Even this shared memory brought with it a slight constraint. Robert had followed their father into medicine, whereas he’d gone off at a tangent, pursuing a career that nobody in the family had much respected.

‘You could show Stephen your collection,’ Beth said. ‘After tea.’

Adam nodded, scratching inside his T-shirt.

‘Don’t do that, you’ll break the skin,’ Robert said.

Adam kept still, until the adults started talking again, and then, out of the corner of his eye, Stephen saw him slide his hand inside the T-shirt and rub at his skin again. Poor kid.

After coffee, Beth went upstairs with Adam to put some kind of soothing ointment on the scabs. After she’d gone, Robert raised his eyebrows at Stephen. ‘Do you know, I think I might have a drink. Would you like one?’

‘If you don’t mind,’ he said awkwardly, ‘I think I’d rather have a bath and settle in.’

‘Yes, of course.’

Since Stephen had brought two suitcases and a laptop, Robert drove the short distance down the lane to the cottage. Frost glittered on every twig of the hawthorn hedge that enclosed the small front garden. Stephen stamped his feet, breath pluming round his face, while Robert bent to unlock the door. Above their heads, bare branches netted a shoal of stars.

‘You haven’t brought much with you,’ Robert said, looking at the cases.

‘No, well, I didn’t leave home with much. Nerys’s storing most of it.’

‘Oh, so it’s pretty amicable, then?’

‘Huh! I don’t know about that.’

They went into the hall. ‘You’ll find a few basic things in the cupboards. The fire’s been on all day, so it should be warmed through.’

A low door led into the living room, so low that even Robert, who was a couple of inches shorter than Stephen, had to duck to get through. Stephen bent his head and followed.
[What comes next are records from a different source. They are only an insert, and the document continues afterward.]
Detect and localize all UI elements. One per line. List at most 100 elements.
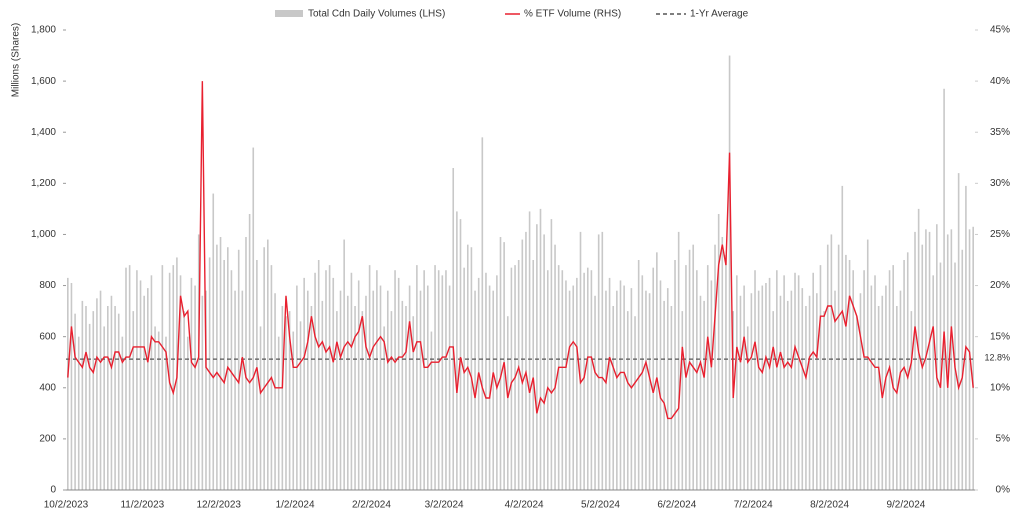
bar xyxy=(906,252,909,490)
bar xyxy=(74,313,76,490)
bar xyxy=(888,270,891,490)
x-tick-label: 3/2/2024 xyxy=(425,500,464,511)
bar xyxy=(681,311,684,490)
y-tick-label: 1,600 xyxy=(31,76,56,87)
bar xyxy=(386,290,389,490)
bar xyxy=(848,260,851,490)
bar xyxy=(590,270,593,490)
bar xyxy=(805,306,807,490)
bar xyxy=(612,306,615,490)
y2-tick-label: 20% xyxy=(990,280,1010,291)
bar xyxy=(212,193,215,491)
bar xyxy=(666,288,669,490)
bar xyxy=(416,265,418,490)
bar xyxy=(274,293,276,490)
bar xyxy=(725,254,727,490)
bar xyxy=(172,265,175,490)
bar xyxy=(325,270,327,490)
bar xyxy=(477,277,480,490)
bar xyxy=(525,231,527,490)
bar xyxy=(797,275,800,490)
bar xyxy=(154,326,156,490)
bar xyxy=(412,316,415,490)
bar xyxy=(936,224,938,490)
bar xyxy=(757,290,760,490)
bar xyxy=(401,300,404,490)
bar xyxy=(314,272,316,490)
bar xyxy=(823,311,825,490)
bar xyxy=(754,270,756,490)
bar xyxy=(248,214,251,490)
bar xyxy=(92,311,95,490)
y2-tick-label: 40% xyxy=(990,76,1010,87)
bar xyxy=(390,311,393,490)
y2-tick-label: 5% xyxy=(996,434,1011,445)
bar xyxy=(743,285,745,490)
bar xyxy=(565,280,567,490)
bar xyxy=(136,270,138,490)
bar xyxy=(972,226,974,490)
bar xyxy=(481,137,484,491)
bar xyxy=(928,231,931,490)
bar xyxy=(961,249,964,490)
bar xyxy=(568,290,571,490)
bar xyxy=(543,234,545,490)
x-tick-label: 2/2/2024 xyxy=(352,500,391,511)
bar xyxy=(441,275,444,490)
bar xyxy=(648,293,651,490)
bar xyxy=(721,237,724,490)
bar xyxy=(645,290,647,490)
y2-tick-label: 35% xyxy=(990,127,1010,138)
bar xyxy=(670,306,673,490)
bar xyxy=(474,290,476,490)
bar xyxy=(499,237,502,490)
bar xyxy=(434,265,436,490)
bar xyxy=(699,295,702,490)
bar xyxy=(608,277,611,490)
bar xyxy=(296,285,298,490)
bar xyxy=(161,265,164,490)
y-tick-label: 1,000 xyxy=(31,229,56,240)
bar xyxy=(910,311,913,490)
bar xyxy=(281,306,284,490)
bar xyxy=(147,288,149,490)
bar xyxy=(506,316,509,490)
bar xyxy=(710,280,713,490)
bar xyxy=(819,265,822,490)
y-tick-label: 1,400 xyxy=(31,127,56,138)
bar xyxy=(816,293,818,490)
bar xyxy=(252,147,255,491)
bar xyxy=(496,275,498,490)
bar xyxy=(761,285,764,490)
bar xyxy=(539,208,542,490)
bar xyxy=(103,326,105,490)
bar xyxy=(550,219,553,490)
bar xyxy=(965,185,967,490)
bar xyxy=(459,219,462,490)
bar xyxy=(125,267,127,490)
bar xyxy=(357,280,360,490)
bar xyxy=(157,331,160,490)
bar xyxy=(223,260,225,490)
bar xyxy=(779,295,782,490)
y-tick-label: 0 xyxy=(50,485,56,496)
bar xyxy=(783,275,785,490)
bar xyxy=(354,306,356,490)
bar xyxy=(117,313,120,490)
y2-tick-label: 25% xyxy=(990,229,1010,240)
bar xyxy=(219,237,222,490)
bar xyxy=(837,244,840,490)
bar xyxy=(616,290,618,490)
x-tick-label: 7/2/2024 xyxy=(734,500,773,511)
bar xyxy=(739,295,742,490)
bar xyxy=(594,295,596,490)
bar xyxy=(536,224,538,490)
bar xyxy=(343,239,345,490)
bar xyxy=(877,306,880,490)
bar xyxy=(641,275,644,490)
bar xyxy=(623,285,625,490)
bar xyxy=(81,300,84,490)
bar xyxy=(841,185,844,490)
y-tick-label: 1,200 xyxy=(31,178,56,189)
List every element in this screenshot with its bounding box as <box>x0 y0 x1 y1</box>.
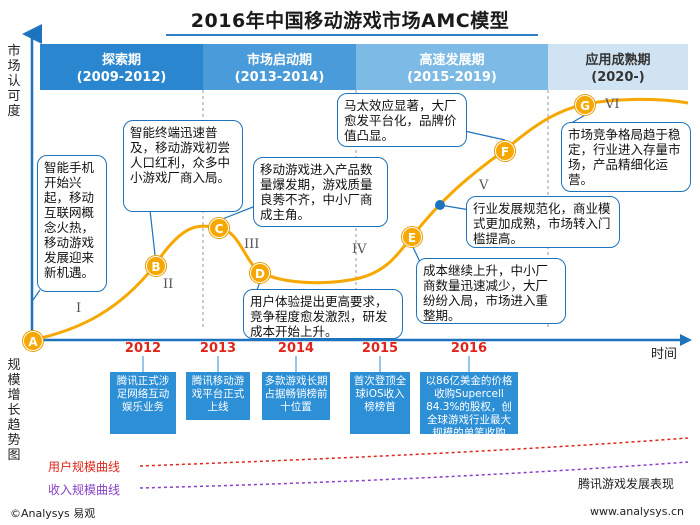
phase-band-4 <box>548 44 688 90</box>
x-axis-arrow <box>680 334 692 346</box>
point-g: G <box>575 95 595 115</box>
user-scale-curve <box>139 437 689 467</box>
point-b: B <box>146 256 166 276</box>
phase-name-4: 应用成熟期 <box>585 53 651 68</box>
phase-name-3: 高速发展期 <box>419 53 485 68</box>
legend-revenue-scale: 收入规模曲线 <box>48 483 121 497</box>
point-a: A <box>23 331 43 351</box>
timeline-year-2015: 2015 <box>361 341 399 356</box>
footer-url: www.analysys.cn <box>590 505 684 518</box>
footer-note: 腾讯游戏发展表现 <box>578 477 675 491</box>
callout-a: 智能手机开始兴起，移动互联网概念火热，移动游戏发展迎来新机遇。 <box>37 155 107 292</box>
phase-name-2: 市场启动期 <box>246 53 312 68</box>
stage-roman-1: I <box>76 301 82 316</box>
timeline-year-2014: 2014 <box>277 341 315 356</box>
timeline-event-2016: 以86亿美金的价格收购Supercell 84.3%的股权，创全球游戏行业最大规… <box>420 372 518 439</box>
connector-a <box>32 289 41 301</box>
point-c: C <box>209 218 229 238</box>
timeline-event-2014: 多款游戏长期占据畅销榜前十位置 <box>262 372 330 420</box>
phase-years-1: (2009-2012) <box>76 70 167 85</box>
phase-years-2: (2013-2014) <box>234 70 325 85</box>
legend-user-scale: 用户规模曲线 <box>48 460 121 474</box>
callout-e: 成本继续上升，中小厂商数量迅速减少，大厂纷纷入局，市场进入重整期。 <box>416 258 566 324</box>
timeline-year-2013: 2013 <box>199 341 237 356</box>
stage-roman-6: VI <box>605 97 620 112</box>
stage-roman-2: II <box>163 277 174 292</box>
phase-band-1 <box>40 44 203 90</box>
callout-f: 马太效应显著，大厂愈发平台化，品牌价值凸显。 <box>337 93 467 147</box>
callout-d: 用户体验提出更高要求，竞争程度愈发激烈，研发成本开始上升。 <box>243 289 403 339</box>
point-e: E <box>402 227 422 247</box>
x-axis-label: 时间 <box>651 347 678 362</box>
phase-band-2 <box>203 44 356 90</box>
point-d: D <box>250 263 270 283</box>
callout-c: 移动游戏进入产品数量爆发期，游戏质量良莠不齐，中小厂商成主角。 <box>253 157 388 227</box>
timeline-event-2015: 首次登顶全球iOS收入榜榜首 <box>350 372 410 434</box>
timeline-year-2016: 2016 <box>450 341 488 356</box>
connector-f <box>459 129 506 141</box>
connector-c <box>219 204 259 221</box>
phase-years-4: (2020-) <box>591 70 645 85</box>
connector-b <box>149 209 156 256</box>
phase-name-1: 探索期 <box>101 53 141 68</box>
revenue-scale-curve <box>139 461 689 489</box>
timeline-event-2013: 腾讯移动游戏平台正式上线 <box>186 372 250 420</box>
y-axis-bottom-label: 规模增长趋势图 <box>7 358 21 463</box>
title-underline <box>166 34 538 36</box>
stage-roman-5: V <box>479 178 489 193</box>
timeline-year-2012: 2012 <box>124 341 162 356</box>
stage-roman-4: IV <box>352 242 367 257</box>
y-axis-top-label: 市场认可度 <box>7 44 21 119</box>
phase-band-3 <box>356 44 548 90</box>
callout-g: 市场竞争格局趋于稳定，行业进入存量市场，产品精细化运营。 <box>561 122 691 192</box>
midpoint-dot <box>435 200 445 210</box>
amc-curve <box>31 97 689 342</box>
page-title: 2016年中国移动游戏市场AMC模型 <box>190 10 510 32</box>
callout-mid: 行业发展规范化，商业模式更加成熟，市场转入门槛提高。 <box>466 196 620 248</box>
connector-e <box>411 244 421 263</box>
stage-roman-3: III <box>244 237 260 252</box>
phase-years-3: (2015-2019) <box>407 70 497 85</box>
callout-b: 智能终端迅速普及，移动游戏初尝人口红利，众多中小游戏厂商入局。 <box>123 120 243 212</box>
footer-brand: ©Analysys 易观 <box>10 507 96 520</box>
point-f: F <box>495 141 515 161</box>
timeline-event-2012: 腾讯正式涉足网络互动娱乐业务 <box>110 372 176 434</box>
connector-mid <box>439 204 471 211</box>
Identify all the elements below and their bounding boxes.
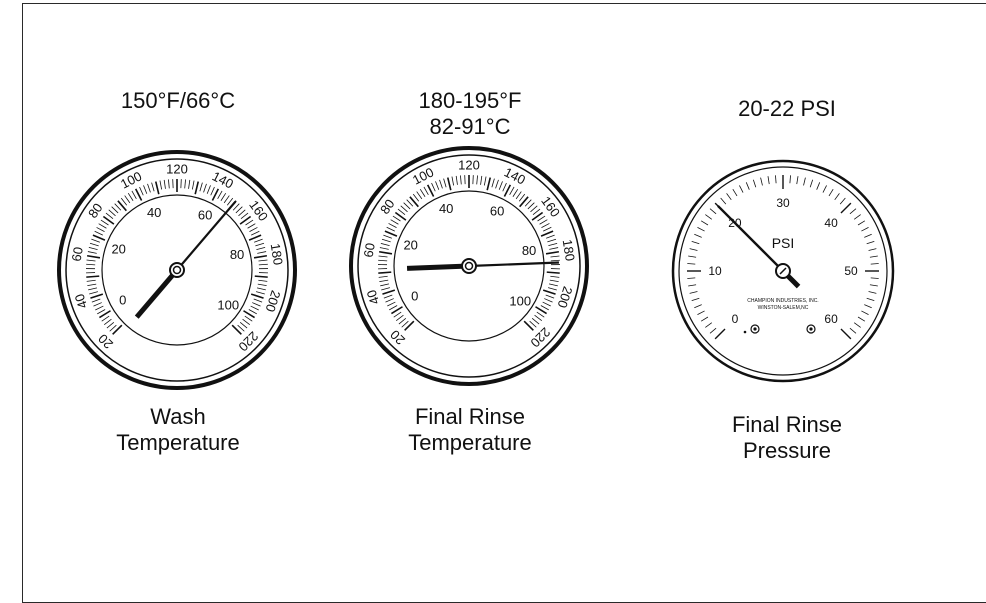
scale-tick — [551, 260, 560, 261]
scale-tick — [547, 272, 560, 273]
celsius-scale-label: 20 — [111, 241, 125, 256]
scale-tick — [378, 260, 387, 261]
rinse-pressure-setting-label: 20-22 PSI — [697, 96, 877, 122]
psi-scale-label: 40 — [824, 216, 838, 230]
celsius-scale-label: 80 — [230, 247, 244, 262]
rinse-temperature-caption: Final Rinse Temperature — [370, 404, 570, 456]
psi-scale-label: 30 — [776, 196, 790, 210]
psi-scale-label: 60 — [824, 312, 838, 326]
zero-stop-pin — [744, 331, 747, 334]
needle-tail — [407, 266, 469, 268]
fahrenheit-scale-label: 60 — [69, 246, 86, 263]
celsius-scale-label: 80 — [522, 243, 536, 258]
celsius-scale-label: 100 — [217, 297, 239, 312]
mounting-screw-center — [753, 327, 756, 330]
celsius-scale-label: 20 — [403, 237, 417, 252]
fahrenheit-scale-label: 60 — [361, 242, 378, 259]
psi-scale-label: 50 — [844, 264, 858, 278]
celsius-scale-label: 60 — [490, 203, 504, 218]
fahrenheit-scale-label: 120 — [166, 162, 188, 177]
scale-tick — [86, 276, 99, 277]
needle-hub — [462, 259, 476, 273]
wash-caption: Wash Temperature — [88, 404, 268, 456]
unit-label: PSI — [772, 235, 795, 251]
celsius-scale-label: 100 — [509, 293, 531, 308]
manufacturer-label: WINSTON-SALEM,NC — [758, 305, 809, 311]
celsius-scale-label: 0 — [119, 292, 126, 307]
celsius-scale-label: 40 — [147, 205, 161, 220]
rinse-temperature-setting-label: 180-195°F 82-91°C — [380, 88, 560, 140]
rinse-pressure-caption: Final Rinse Pressure — [697, 412, 877, 464]
scale-tick — [255, 276, 268, 277]
scale-tick — [259, 264, 268, 265]
scale-tick — [86, 264, 95, 265]
celsius-scale-label: 0 — [411, 288, 418, 303]
fahrenheit-scale-label: 120 — [458, 158, 480, 173]
rinse-pressure-gauge: 0102030405060PSICHAMPION INDUSTRIES, INC… — [668, 156, 898, 386]
psi-scale-label: 10 — [708, 264, 722, 278]
celsius-scale-label: 40 — [439, 201, 453, 216]
celsius-scale-label: 60 — [198, 207, 212, 222]
mounting-screw-center — [809, 327, 812, 330]
needle-hub — [170, 263, 184, 277]
wash-setting-label: 150°F/66°C — [88, 88, 268, 114]
psi-scale-label: 0 — [732, 312, 739, 326]
scale-tick — [378, 272, 391, 273]
manufacturer-label: CHAMPION INDUSTRIES, INC. — [747, 298, 818, 304]
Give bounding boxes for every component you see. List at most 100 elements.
A stone fireplace, a huge fire blazing in the grate, logs piled high in baskets on either side.

‘You can buy more logs,’ Robert said. ‘There’s a sawmill just up the road, about three miles, but there’s a coal-house round the side’ — he gestured vaguely — ‘and you’ll find enough there for a couple of weeks.’

The log on the fire had burnt almost to ash, its side creased and cracked like elephant skin. Robert bent down and put another log on top of it. Sparks flew up, and for a moment his face became a bronze mask, and then, as the green wood spat and smoked, darkened to grey. He stood up, scuffing wood chips from his palms.